World Malaria Day Q&A with Professor Sir Brian Greenwood

21 Apr 2021

To mark World Malaria Day 2021, on 25 April, we posed some questions on the current malaria situation, as well as future challenges and innovations, to Professor Sir Brian Greenwood. 

Professor Sir Brian Greenwood

Professor Greenwood is Editor-in-Chief of RSTMH's journal, Transactions. He was RSTMH President from 2005 to 2007, and was awarded the Chalmers Medal in 1977, the Mackay Medal in 1991, and the Sir Patrick Manson Medal in 2001, the Society's highest honour.

Over the last 50 years, Professor Greenwood – Manson Professor of Clinical Tropical Medicine at LSHTM – has reinvented field research in tropical medicine and influenced public health policies. His work, some of which was published in Transactions in the 1980s, demonstrated the effectiveness of insecticide-treated nets, now the cornerstone of malaria control throughout Africa.
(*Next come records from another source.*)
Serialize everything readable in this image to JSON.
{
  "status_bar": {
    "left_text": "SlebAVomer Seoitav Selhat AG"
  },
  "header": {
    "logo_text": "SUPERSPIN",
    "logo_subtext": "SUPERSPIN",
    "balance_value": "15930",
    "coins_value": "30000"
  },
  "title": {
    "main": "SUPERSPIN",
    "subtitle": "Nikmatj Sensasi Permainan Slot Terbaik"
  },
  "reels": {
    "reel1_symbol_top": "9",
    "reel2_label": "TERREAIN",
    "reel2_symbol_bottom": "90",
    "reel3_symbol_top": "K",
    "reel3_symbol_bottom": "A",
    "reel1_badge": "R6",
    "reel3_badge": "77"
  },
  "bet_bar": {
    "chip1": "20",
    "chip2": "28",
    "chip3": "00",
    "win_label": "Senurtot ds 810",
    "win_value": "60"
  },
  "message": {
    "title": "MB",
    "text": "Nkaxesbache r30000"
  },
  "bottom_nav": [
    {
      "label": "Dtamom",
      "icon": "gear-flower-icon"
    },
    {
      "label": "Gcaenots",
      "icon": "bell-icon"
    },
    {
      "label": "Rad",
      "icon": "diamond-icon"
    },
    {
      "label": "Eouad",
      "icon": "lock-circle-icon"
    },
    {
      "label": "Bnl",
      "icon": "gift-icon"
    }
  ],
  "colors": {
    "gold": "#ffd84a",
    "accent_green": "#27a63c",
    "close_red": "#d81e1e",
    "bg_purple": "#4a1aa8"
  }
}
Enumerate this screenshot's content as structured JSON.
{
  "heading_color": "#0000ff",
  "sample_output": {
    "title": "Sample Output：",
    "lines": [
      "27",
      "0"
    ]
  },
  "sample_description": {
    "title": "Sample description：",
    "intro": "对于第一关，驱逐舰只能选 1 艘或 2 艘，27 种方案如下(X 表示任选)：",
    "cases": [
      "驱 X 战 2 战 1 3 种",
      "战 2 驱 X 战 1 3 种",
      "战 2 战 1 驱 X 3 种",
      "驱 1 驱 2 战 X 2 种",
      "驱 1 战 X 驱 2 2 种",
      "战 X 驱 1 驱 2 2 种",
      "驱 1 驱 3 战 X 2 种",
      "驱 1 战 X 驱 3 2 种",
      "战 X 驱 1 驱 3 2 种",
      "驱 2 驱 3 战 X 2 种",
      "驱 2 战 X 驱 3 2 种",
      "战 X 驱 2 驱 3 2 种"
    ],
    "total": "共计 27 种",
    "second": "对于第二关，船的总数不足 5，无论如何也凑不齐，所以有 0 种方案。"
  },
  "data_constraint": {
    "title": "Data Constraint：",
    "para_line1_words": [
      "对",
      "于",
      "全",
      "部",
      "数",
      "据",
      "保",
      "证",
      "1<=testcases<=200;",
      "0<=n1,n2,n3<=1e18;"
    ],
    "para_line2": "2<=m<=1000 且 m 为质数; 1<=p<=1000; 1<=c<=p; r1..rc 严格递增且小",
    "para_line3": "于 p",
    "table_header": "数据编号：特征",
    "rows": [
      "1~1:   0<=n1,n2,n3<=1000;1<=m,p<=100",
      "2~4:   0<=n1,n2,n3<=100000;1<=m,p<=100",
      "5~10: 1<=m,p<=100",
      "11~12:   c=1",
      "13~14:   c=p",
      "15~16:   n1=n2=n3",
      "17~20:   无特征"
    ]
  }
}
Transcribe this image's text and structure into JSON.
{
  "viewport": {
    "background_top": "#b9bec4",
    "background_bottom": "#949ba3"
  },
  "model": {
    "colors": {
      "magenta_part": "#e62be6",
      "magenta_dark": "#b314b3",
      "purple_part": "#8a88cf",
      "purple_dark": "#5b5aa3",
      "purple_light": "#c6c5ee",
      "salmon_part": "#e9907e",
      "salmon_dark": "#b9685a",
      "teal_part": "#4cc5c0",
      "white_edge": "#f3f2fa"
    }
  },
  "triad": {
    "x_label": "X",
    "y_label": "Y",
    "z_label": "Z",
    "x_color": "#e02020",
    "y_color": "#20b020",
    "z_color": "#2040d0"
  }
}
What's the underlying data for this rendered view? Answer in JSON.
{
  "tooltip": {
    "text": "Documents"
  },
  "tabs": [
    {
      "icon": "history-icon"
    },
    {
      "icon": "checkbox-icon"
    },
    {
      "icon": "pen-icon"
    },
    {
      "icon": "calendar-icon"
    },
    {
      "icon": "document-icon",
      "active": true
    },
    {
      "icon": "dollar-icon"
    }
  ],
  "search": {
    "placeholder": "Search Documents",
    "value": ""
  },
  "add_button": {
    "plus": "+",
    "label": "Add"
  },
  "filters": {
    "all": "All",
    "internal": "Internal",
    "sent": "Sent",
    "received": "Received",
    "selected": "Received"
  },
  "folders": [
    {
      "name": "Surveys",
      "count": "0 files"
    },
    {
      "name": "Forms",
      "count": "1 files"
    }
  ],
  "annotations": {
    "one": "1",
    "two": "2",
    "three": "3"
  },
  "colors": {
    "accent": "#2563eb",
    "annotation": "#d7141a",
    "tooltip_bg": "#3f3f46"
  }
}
What is your view of the current global malaria situation as we approach World Malaria Day? 

Steady progress has been made in the control of malaria during the past two decades with deaths and cases falling steadily, and an increasing number of countries have been recognised officially by the WHO as having eliminated malaria i.e., being free from any local transmission of malaria for a period of at least three years.

However, during the past two to three years, [this] progress has flattened out, especially in some high malaria burden countries in Africa.

 

Reversing this trend is going to require more effort in several areas, but provided that sufficient political and financial support from both national and international sources is provided, I am optimistic that the steady progress seen during the past two decades can be restored.

However, I think that eradication of malaria (the disappearance of the last human malaria parasite) is still many years away.

How has the COVID-19 pandemic affected progress towards eliminating malaria?

COVID-19 will almost certainly have had some adverse effects on malaria, enhancing morbidity and mortality from the infection and slowing progress towards malaria elimination in some countries.

It is still too early to know exactly how much damage will have been done, but this may prove not to be as severe as might have been expected.

Lessons were learnt during the Ebola epidemic in West Africa during which the virus probably caused more indirect deaths from malaria than it did directly because of breakdowns in the health system and reluctance of patients to seek appropriate medical care.

This time, international organisations, including the WHO, and national malaria control programmes moved swiftly at the start of the epidemic to adopt malaria control measures that could be implemented safely despite COVID-19 and to ensure that supply chains did not break down. The impact of COVID-19 on malaria may emerge to have been less severe than might initially have been feared.

What are the most interesting innovations being worked on currently to help the fight against malaria?

An area of research that has the potential to radically change progress to malaria elimination and eventual eradication is the gene drive technology which, through genetic manipulation of the main vector species of malaria, could result in a collapse of the population of this mosquito species or make these mosquitoes resistant to malaria infection.

Adoption of these innovative approaches to malaria control still faces a number of challenges such as safety, effects on the environment and public acceptance of this approach.

However, in the medium term, it has great potential.

What are the most pressing issues facing the global community and their work to tackle malaria?

The emergence and spread of high levels of resistance to drugs and insecticides is a threat, but a manageable one, as long as the financial support for the development of new antimalarials and insecticides is sustained and keeps pace with the emergence of resistance.

There is a risk that in the post COVID-19 world, with many governments across the world facing financial challenges, [this] financial support will not be forthcoming.

Without the availability of new drugs and insecticides to replace quickly those currently in use should this become necessary, there could be a disaster.

In your opinion, what is the one area of malaria work that could make the biggest difference to people’s lives?

I don’t think that it is possible to pick on just one area of malaria work that is going to have a major effect on people’s lives and that, unless some unexpected new approach emerges, progress in malaria control will be made only by advancing this on several fronts.

These include increasing coverage with the tools that we already know are effective, using our existing tools in more innovative ways and developing new and more effective drugs, vaccines and insecticides.

None of this will be possible unless funding for malaria is sustained or, ideally, enhanced, and it could be argued that the most important area of malaria work at the current time is the advocacy that will ensures that funding for malaria control is enhanced, or at least sustained.